Hope that isn't too confusining!
We are still waiting for the official results from the RAPS trial in London. Recruitment was a success and when the trial steering committee next meets we should have an answer.
A few patients in the UK are already on rivaroxaban, but this is under the careful eye of their APS specialists and usually because they are intolerant to warfarin or simply cannot get their INR in range.
We don't have any NICE guidelines on APS at the moment and it's like the holy grail for us! I believe, the same applies to lupus surprisingly.
Following the meeting with Earl Howe and the Health Department, we were told that it is something we can pursue but only once there is prevalence data and enough research to provide the body of evidence.
Thank you for the above Kate. I do want to see more research on this drug. I have my suspicion that this is all about cost and not the patients well being. Patients need to be fully informed of this drug, so they can make an informed choice.
That's understandable Bernie.
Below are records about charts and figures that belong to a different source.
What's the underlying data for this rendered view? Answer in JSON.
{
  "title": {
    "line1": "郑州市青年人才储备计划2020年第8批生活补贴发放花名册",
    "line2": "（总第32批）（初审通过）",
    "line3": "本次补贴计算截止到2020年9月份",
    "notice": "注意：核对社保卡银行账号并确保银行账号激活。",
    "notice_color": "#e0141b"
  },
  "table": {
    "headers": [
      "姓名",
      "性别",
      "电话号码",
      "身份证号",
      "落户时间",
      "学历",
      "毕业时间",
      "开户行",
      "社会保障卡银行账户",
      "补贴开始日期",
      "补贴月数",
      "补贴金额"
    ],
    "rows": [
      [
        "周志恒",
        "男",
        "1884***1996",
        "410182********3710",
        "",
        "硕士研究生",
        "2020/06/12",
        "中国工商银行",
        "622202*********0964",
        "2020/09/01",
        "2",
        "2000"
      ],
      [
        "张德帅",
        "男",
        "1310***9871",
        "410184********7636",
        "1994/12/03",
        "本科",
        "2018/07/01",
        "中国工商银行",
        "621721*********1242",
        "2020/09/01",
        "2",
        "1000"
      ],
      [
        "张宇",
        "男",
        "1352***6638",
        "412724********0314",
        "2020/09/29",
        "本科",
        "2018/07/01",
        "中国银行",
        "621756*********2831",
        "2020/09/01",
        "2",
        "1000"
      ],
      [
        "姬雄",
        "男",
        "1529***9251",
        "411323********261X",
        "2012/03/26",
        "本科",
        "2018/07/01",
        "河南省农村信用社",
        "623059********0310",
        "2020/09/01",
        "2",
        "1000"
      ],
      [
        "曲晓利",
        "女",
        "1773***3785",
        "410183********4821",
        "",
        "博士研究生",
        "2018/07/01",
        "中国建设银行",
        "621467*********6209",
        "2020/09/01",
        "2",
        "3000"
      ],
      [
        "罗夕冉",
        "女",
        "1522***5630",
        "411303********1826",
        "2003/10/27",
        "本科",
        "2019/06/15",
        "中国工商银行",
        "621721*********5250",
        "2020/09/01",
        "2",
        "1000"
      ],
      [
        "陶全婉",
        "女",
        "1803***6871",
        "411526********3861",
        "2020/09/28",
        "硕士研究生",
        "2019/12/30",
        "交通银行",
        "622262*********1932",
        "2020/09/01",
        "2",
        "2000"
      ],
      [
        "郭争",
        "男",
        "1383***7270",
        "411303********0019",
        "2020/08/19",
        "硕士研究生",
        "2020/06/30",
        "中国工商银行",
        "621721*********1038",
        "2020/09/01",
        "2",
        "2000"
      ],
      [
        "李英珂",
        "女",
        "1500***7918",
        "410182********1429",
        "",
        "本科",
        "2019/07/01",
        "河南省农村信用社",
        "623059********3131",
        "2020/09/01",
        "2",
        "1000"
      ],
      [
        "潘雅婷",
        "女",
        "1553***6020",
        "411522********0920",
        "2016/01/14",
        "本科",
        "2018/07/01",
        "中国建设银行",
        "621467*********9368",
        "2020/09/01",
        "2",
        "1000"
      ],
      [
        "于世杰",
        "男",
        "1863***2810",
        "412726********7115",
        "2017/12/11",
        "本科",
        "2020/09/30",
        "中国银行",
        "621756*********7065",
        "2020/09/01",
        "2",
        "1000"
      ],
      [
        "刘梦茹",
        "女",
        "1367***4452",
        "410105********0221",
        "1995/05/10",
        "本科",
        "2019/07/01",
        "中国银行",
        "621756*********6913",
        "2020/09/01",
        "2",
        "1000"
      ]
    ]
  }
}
However, the NOACs cost a lot more than warfarin so it's more likely your CCG will want to keep you on warfarin than move you across.
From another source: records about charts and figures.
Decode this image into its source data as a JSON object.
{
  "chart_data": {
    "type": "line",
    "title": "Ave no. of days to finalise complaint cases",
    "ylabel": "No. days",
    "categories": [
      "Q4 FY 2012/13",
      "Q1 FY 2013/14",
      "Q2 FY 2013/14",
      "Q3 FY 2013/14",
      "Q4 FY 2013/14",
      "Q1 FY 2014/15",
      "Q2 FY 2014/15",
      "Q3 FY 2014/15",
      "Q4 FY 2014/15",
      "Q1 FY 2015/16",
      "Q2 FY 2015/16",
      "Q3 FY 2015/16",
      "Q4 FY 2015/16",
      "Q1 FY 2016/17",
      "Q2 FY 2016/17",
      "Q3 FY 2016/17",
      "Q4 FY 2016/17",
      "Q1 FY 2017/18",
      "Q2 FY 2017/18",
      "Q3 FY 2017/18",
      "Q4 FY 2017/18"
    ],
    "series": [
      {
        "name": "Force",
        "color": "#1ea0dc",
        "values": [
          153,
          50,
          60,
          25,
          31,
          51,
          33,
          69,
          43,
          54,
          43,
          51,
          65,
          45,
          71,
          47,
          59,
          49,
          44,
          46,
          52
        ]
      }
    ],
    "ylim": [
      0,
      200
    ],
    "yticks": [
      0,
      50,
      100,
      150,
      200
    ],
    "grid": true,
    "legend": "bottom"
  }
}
I noticed last week that Anticoagulation Europe published an article in their INReview about the lack of fairness in the distribution of NOACs and they want to see a fair policy throughout the UK.
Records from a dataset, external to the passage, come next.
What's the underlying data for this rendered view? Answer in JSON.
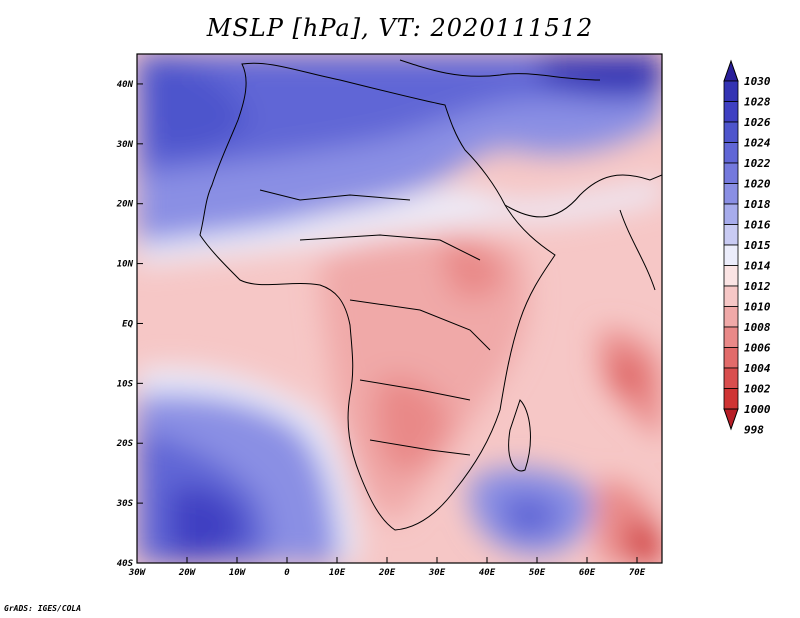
{
  "title": "MSLP [hPa], VT: 2020111512",
  "footer": "GrADS: IGES/COLA",
  "map": {
    "lat_labels": [
      "40N",
      "30N",
      "20N",
      "10N",
      "EQ",
      "10S",
      "20S",
      "30S",
      "40S"
    ],
    "lat_values": [
      40,
      30,
      20,
      10,
      0,
      -10,
      -20,
      -30,
      -40
    ],
    "lon_labels": [
      "30W",
      "20W",
      "10W",
      "0",
      "10E",
      "20E",
      "30E",
      "40E",
      "50E",
      "60E",
      "70E"
    ],
    "lon_values": [
      -30,
      -20,
      -10,
      0,
      10,
      20,
      30,
      40,
      50,
      60,
      70
    ],
    "extent": {
      "lon_min": -30,
      "lon_max": 75,
      "lat_min": -40,
      "lat_max": 45
    }
  },
  "colorbar": {
    "labels": [
      "1030",
      "1028",
      "1026",
      "1024",
      "1022",
      "1020",
      "1018",
      "1016",
      "1015",
      "1014",
      "1012",
      "1010",
      "1008",
      "1006",
      "1004",
      "1002",
      "1000",
      "998"
    ],
    "colors": [
      "#2a1f9a",
      "#3333b3",
      "#3f40c2",
      "#4e55cc",
      "#6066d6",
      "#7479dd",
      "#8a8fe4",
      "#a7acec",
      "#c9cbf3",
      "#ecedfb",
      "#fbe4e4",
      "#f6c7c6",
      "#f0a9a8",
      "#e98988",
      "#e26b6a",
      "#d94e4e",
      "#cf3434",
      "#b71e26"
    ]
  }
}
So it may be that they are not going to be offered to everyone anyway, simply due to health economics. We will have to wait until we have clear approval then see whether the CCGs give GPs the budget to move patients.
Hi was put on this drug but i was told it only really covers you for the first 12 hours, i did give it a go but unfortunately after 9 days i got a blood clot in my leg as was advised to go back on warfarin, i had side affects to ,
i did ask the question could i take 2 tablets one in the morning and one in the evening but was told no .
so i have decided i am staying on warfarin until something else is offered.
Good Luck with it. i have heard it works for some people.
i am a supporter of warfarin, its is inexpensive and effective. i can no longer take it though, as i got to difficult to manage. so i spent a year on lovenox ugh, but now do take riveroxiban. it is easier, but yes cost more. its better than 2 shots a day.
as for whats best for the patient? anyone who is paying out of pocket for meds should speak up and stay on warfarin as long as they can be managed.
I've recently been diagnosed with APS following a bilateral pulmonary embolism in December. I was treated with Rivaroxaban then and have made the choice to take it now long term. The only side effects I have had so far is a heavy period (which is common with all blood thinners). My consultant was brilliant and gave me the choice having given me all the information I needed to make the choice. As an extremely busy person with a very active lifestyle I didn't want the disruption that warfarin would bring to my life. I'm not part of the St Thomas hospital trial but my consultant is in close contact with them. I'm also giving blood and urine samples next week for some clinical research into APS being conducted in partnership between the University Hospital of Wales and the Netherlands. I'm determined to stay up to date with the research with the aim of one day not having to take blood thinners for this condition!
I have been told by St Thomas that I'm not allowed to go on R as I have to keep my INR between 3-4 but my Haematologist in Hull was trying to puruade me to cange so I dint have fluctuations in INRS that I jave at present. Eventually I said no as I wanted to be in charge of by st Thomas and they were so amazed that he hadn't read their paper properly that they wrote to him to keep hands off and leave my treatment to them. So yes people can get it wrong and if I wasn't as strong minded as I am maybe I might have succumbed to doing what local DR thought best. So people do need to be aware and know that this is happening.